De l’autre côté, bien entendu, les éditeurs ne veulent même pas entendre parler de cette « licence légale ». L’argument le plus défendable est que ce système ne permet pas de savoir ce que les consommateurs ont téléchargé pour pouvoir faire une répartition correcte de la taxe (il y aurait bien l’idée de faire un soft de scan pour auto-déclarer les morceaux, mais si c’est Sony-BMG qui le fait, je suis contre). Mais surtout, eux, ils veulent un contrôle strict de leurs produits ! Et pour ce faire ils ne jurent que par les système de gestion des droits numériques, les fameux DRM. Ils veulent que des lois soient votées pour interdire le contournement des DRM, pour autoriser leur prise de contrôle sur les produits gérés par DRM (autrement dit le contrôle de votre PC), ils veulent interdire les logiciels de P2P qui n’incluent pas un système de contrôle des fichiers échangés, et ils veulent que cesdits logiciels de P2P leur envoie la liste des fichiers échangés afin d’envoyer des factures à leurs utilisateurs (une sorte de taxe privée). Bien entendu, dans ce cadre, ils feraient une fleur au consommateur en demandant la suppression de la redevance – mais ce n’est même pas sûr, ça rapporte tellement… Bref, ils ne veulent pas que le système SACEM s’applique au particuliers, ils n’ont pas confiance en eux (mon expérience m’a appris qu’ils feraient bien de ne pas avoir confiance dans les entreprises non plus).

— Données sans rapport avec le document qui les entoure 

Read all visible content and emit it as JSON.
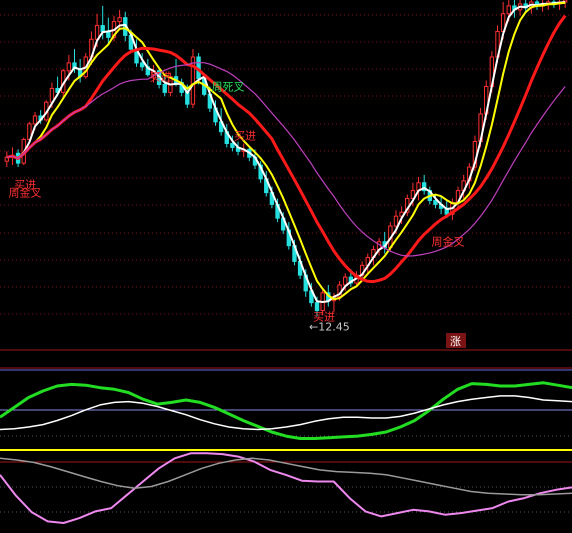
{
  "chart_data": [
    {
      "type": "candlestick",
      "panel": "main",
      "ylim": [
        11.2,
        28.5
      ],
      "grid": true,
      "up_color": "#ff3030",
      "down_color": "#26e0e0",
      "candles": [
        [
          20.3,
          20.8,
          20.0,
          20.5
        ],
        [
          20.5,
          21.0,
          20.1,
          20.6
        ],
        [
          20.7,
          20.9,
          20.0,
          20.2
        ],
        [
          20.2,
          21.5,
          20.1,
          21.4
        ],
        [
          21.4,
          22.3,
          21.2,
          22.2
        ],
        [
          22.2,
          22.8,
          21.9,
          22.6
        ],
        [
          22.6,
          22.9,
          22.2,
          22.4
        ],
        [
          22.4,
          23.4,
          22.3,
          23.3
        ],
        [
          23.3,
          24.3,
          23.0,
          24.0
        ],
        [
          24.0,
          24.6,
          23.6,
          23.8
        ],
        [
          23.8,
          25.0,
          23.5,
          24.9
        ],
        [
          24.9,
          25.7,
          24.4,
          25.3
        ],
        [
          25.3,
          26.0,
          24.8,
          25.0
        ],
        [
          25.0,
          25.5,
          24.3,
          24.6
        ],
        [
          24.6,
          25.8,
          24.5,
          25.6
        ],
        [
          25.6,
          26.9,
          25.2,
          26.5
        ],
        [
          26.5,
          27.8,
          26.1,
          27.2
        ],
        [
          27.2,
          28.2,
          26.5,
          26.9
        ],
        [
          26.9,
          27.6,
          26.2,
          26.6
        ],
        [
          26.6,
          27.7,
          26.4,
          27.4
        ],
        [
          27.4,
          28.0,
          27.0,
          27.6
        ],
        [
          27.6,
          27.9,
          26.4,
          26.7
        ],
        [
          26.7,
          27.0,
          25.9,
          26.0
        ],
        [
          26.0,
          26.5,
          25.1,
          25.3
        ],
        [
          25.3,
          25.8,
          24.9,
          25.1
        ],
        [
          25.1,
          25.5,
          24.6,
          24.7
        ],
        [
          24.7,
          25.2,
          24.3,
          24.9
        ],
        [
          24.9,
          25.0,
          24.0,
          24.2
        ],
        [
          24.2,
          24.6,
          23.6,
          23.8
        ],
        [
          23.8,
          24.8,
          23.6,
          24.6
        ],
        [
          24.6,
          25.5,
          24.1,
          24.3
        ],
        [
          24.3,
          24.5,
          23.6,
          23.8
        ],
        [
          23.8,
          24.2,
          23.0,
          23.2
        ],
        [
          23.2,
          26.0,
          23.0,
          25.6
        ],
        [
          25.6,
          25.8,
          24.2,
          24.5
        ],
        [
          24.5,
          24.7,
          23.6,
          23.7
        ],
        [
          23.7,
          24.1,
          22.8,
          23.0
        ],
        [
          23.0,
          23.4,
          22.1,
          22.3
        ],
        [
          22.3,
          23.0,
          21.6,
          21.8
        ],
        [
          21.8,
          22.2,
          21.0,
          21.2
        ],
        [
          21.2,
          21.6,
          20.8,
          21.0
        ],
        [
          21.0,
          21.3,
          20.6,
          20.8
        ],
        [
          20.8,
          21.2,
          20.5,
          20.9
        ],
        [
          20.9,
          21.0,
          20.3,
          20.5
        ],
        [
          20.5,
          20.9,
          19.9,
          20.1
        ],
        [
          20.1,
          20.3,
          19.2,
          19.4
        ],
        [
          19.4,
          19.8,
          18.5,
          18.7
        ],
        [
          18.7,
          19.0,
          17.9,
          18.1
        ],
        [
          18.1,
          18.4,
          17.2,
          17.4
        ],
        [
          17.4,
          17.7,
          16.6,
          16.8
        ],
        [
          16.8,
          17.2,
          15.8,
          16.0
        ],
        [
          16.0,
          16.3,
          15.0,
          15.2
        ],
        [
          15.2,
          15.5,
          14.3,
          14.5
        ],
        [
          14.5,
          14.8,
          13.4,
          13.7
        ],
        [
          13.7,
          14.1,
          12.9,
          13.1
        ],
        [
          13.1,
          13.4,
          12.4,
          12.7
        ],
        [
          12.7,
          13.8,
          12.45,
          13.6
        ],
        [
          13.6,
          14.0,
          12.9,
          13.2
        ],
        [
          13.2,
          13.6,
          12.6,
          13.4
        ],
        [
          13.4,
          14.2,
          13.2,
          14.0
        ],
        [
          14.0,
          14.6,
          13.7,
          14.4
        ],
        [
          14.4,
          14.8,
          13.9,
          14.1
        ],
        [
          14.1,
          14.7,
          13.9,
          14.5
        ],
        [
          14.5,
          15.2,
          14.2,
          15.0
        ],
        [
          15.0,
          15.6,
          14.6,
          15.4
        ],
        [
          15.4,
          16.0,
          15.0,
          15.8
        ],
        [
          15.8,
          16.4,
          15.5,
          16.2
        ],
        [
          16.2,
          16.7,
          15.6,
          15.9
        ],
        [
          15.9,
          17.2,
          15.7,
          17.0
        ],
        [
          17.0,
          17.8,
          16.6,
          17.5
        ],
        [
          17.5,
          18.0,
          17.1,
          17.7
        ],
        [
          17.7,
          18.6,
          17.5,
          18.4
        ],
        [
          18.4,
          19.2,
          18.0,
          18.8
        ],
        [
          18.8,
          19.5,
          18.3,
          19.2
        ],
        [
          19.2,
          19.6,
          18.6,
          18.8
        ],
        [
          18.8,
          19.0,
          18.1,
          18.3
        ],
        [
          18.3,
          18.6,
          17.9,
          18.1
        ],
        [
          18.1,
          18.5,
          17.6,
          17.9
        ],
        [
          17.9,
          18.3,
          17.4,
          17.6
        ],
        [
          17.6,
          18.4,
          17.3,
          18.2
        ],
        [
          18.2,
          19.0,
          17.9,
          18.8
        ],
        [
          18.8,
          19.6,
          18.4,
          19.3
        ],
        [
          19.3,
          20.2,
          18.9,
          20.0
        ],
        [
          20.0,
          21.6,
          19.8,
          21.3
        ],
        [
          21.3,
          23.0,
          21.0,
          22.7
        ],
        [
          22.7,
          24.4,
          22.4,
          24.1
        ],
        [
          24.1,
          25.9,
          23.8,
          25.6
        ],
        [
          25.6,
          27.2,
          25.3,
          26.9
        ],
        [
          26.9,
          28.4,
          26.5,
          27.8
        ],
        [
          27.8,
          28.5,
          27.4,
          28.2
        ],
        [
          28.2,
          28.5,
          27.6,
          28.0
        ],
        [
          28.0,
          28.5,
          27.7,
          28.3
        ],
        [
          28.3,
          28.5,
          27.9,
          28.1
        ],
        [
          28.1,
          28.5,
          27.8,
          28.4
        ],
        [
          28.4,
          28.5,
          28.0,
          28.2
        ],
        [
          28.2,
          28.5,
          27.9,
          28.3
        ],
        [
          28.3,
          28.5,
          28.0,
          28.4
        ],
        [
          28.4,
          28.5,
          28.1,
          28.3
        ],
        [
          28.3,
          28.5,
          28.0,
          28.4
        ],
        [
          28.4,
          28.5,
          28.1,
          28.5
        ]
      ],
      "annotations": [
        {
          "text": "买进",
          "color": "#ff3030",
          "index": 2,
          "value": 18.9
        },
        {
          "text": "周金叉",
          "color": "#ff3030",
          "index": 1,
          "value": 18.5
        },
        {
          "text": "买进",
          "color": "#ff3030",
          "index": 26,
          "value": 24.4
        },
        {
          "text": "周死叉",
          "color": "#26e05a",
          "index": 37,
          "value": 23.9
        },
        {
          "text": "买进",
          "color": "#ff3030",
          "index": 41,
          "value": 21.4
        },
        {
          "text": "买进",
          "color": "#ff3030",
          "index": 55,
          "value": 12.2
        },
        {
          "text": "周金叉",
          "color": "#ff3030",
          "index": 76,
          "value": 16.0
        }
      ],
      "low_label": "←12.45",
      "badge": "涨"
    },
    {
      "type": "line",
      "panel": "indicator-1",
      "ylim": [
        0,
        100
      ],
      "series": [
        {
          "color": "#22dd22",
          "values": [
            40,
            52,
            64,
            72,
            78,
            80,
            79,
            76,
            74,
            70,
            62,
            56,
            58,
            61,
            58,
            52,
            44,
            36,
            29,
            22,
            17,
            14,
            14,
            15,
            16,
            17,
            19,
            22,
            28,
            36,
            48,
            62,
            74,
            81,
            80,
            78,
            78,
            80,
            82,
            79,
            76
          ]
        },
        {
          "color": "#ffffff",
          "values": [
            25,
            26,
            28,
            31,
            36,
            42,
            49,
            55,
            58,
            59,
            57,
            53,
            48,
            43,
            37,
            32,
            28,
            26,
            25,
            26,
            28,
            31,
            35,
            38,
            40,
            40,
            39,
            39,
            41,
            45,
            50,
            55,
            59,
            62,
            64,
            66,
            66,
            64,
            61,
            60,
            59
          ]
        }
      ]
    },
    {
      "type": "line",
      "panel": "indicator-2",
      "ylim": [
        0,
        100
      ],
      "series": [
        {
          "color": "#ee88ee",
          "values": [
            70,
            45,
            25,
            14,
            12,
            18,
            26,
            30,
            46,
            62,
            78,
            90,
            96,
            96,
            95,
            92,
            86,
            76,
            70,
            63,
            62,
            62,
            42,
            26,
            20,
            24,
            28,
            26,
            22,
            24,
            27,
            30,
            38,
            42,
            48,
            52,
            55
          ]
        },
        {
          "color": "#9a9a9a",
          "values": [
            90,
            88,
            85,
            80,
            74,
            68,
            62,
            57,
            54,
            56,
            62,
            70,
            78,
            84,
            88,
            90,
            88,
            84,
            80,
            76,
            74,
            73,
            72,
            70,
            66,
            62,
            58,
            54,
            50,
            48,
            47,
            46,
            46,
            47,
            48
          ]
        }
      ]
    }
  ]
}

Pour l’instant, nous sommes partis sur la voie choisie par les éditeurs de disque, qui font un très intense lobbying auprès des gouvernements nationaux et des instances européennes – ce sont les mêmes qu’on a vu obtenir gain de cause aux USA et ils sont de la même trempe que ceux qui ont exaspéré les députés européens sur le sujet des brevets logiciels. Pour ma part, je suis plutôt pour la première solution car je préfère que ce merdier soit géré par des institutions publiques plutôt que par des sociétés qui ne cherchent qu’à faire du profit. Le Parlement Européen a proposé de faire un système « SACEM » au niveau européen pour essayer de régler le problème, bien entendu les éditeurs ont répondu « c’est trop compliqué » (ah ben zut alors, une multinationale c’est simple alors ?). Il faut dire aussi que je suis de plus en plus pour l’interdiction des DRM vu leur gestion actuelle que je trouve désastreuse et au détriment complet du consommateur.
Et vous ?
Quelque part en prison :
« – Moi j’ai tué neuf personnes dont sept enfants que j’avais violés, et toi ?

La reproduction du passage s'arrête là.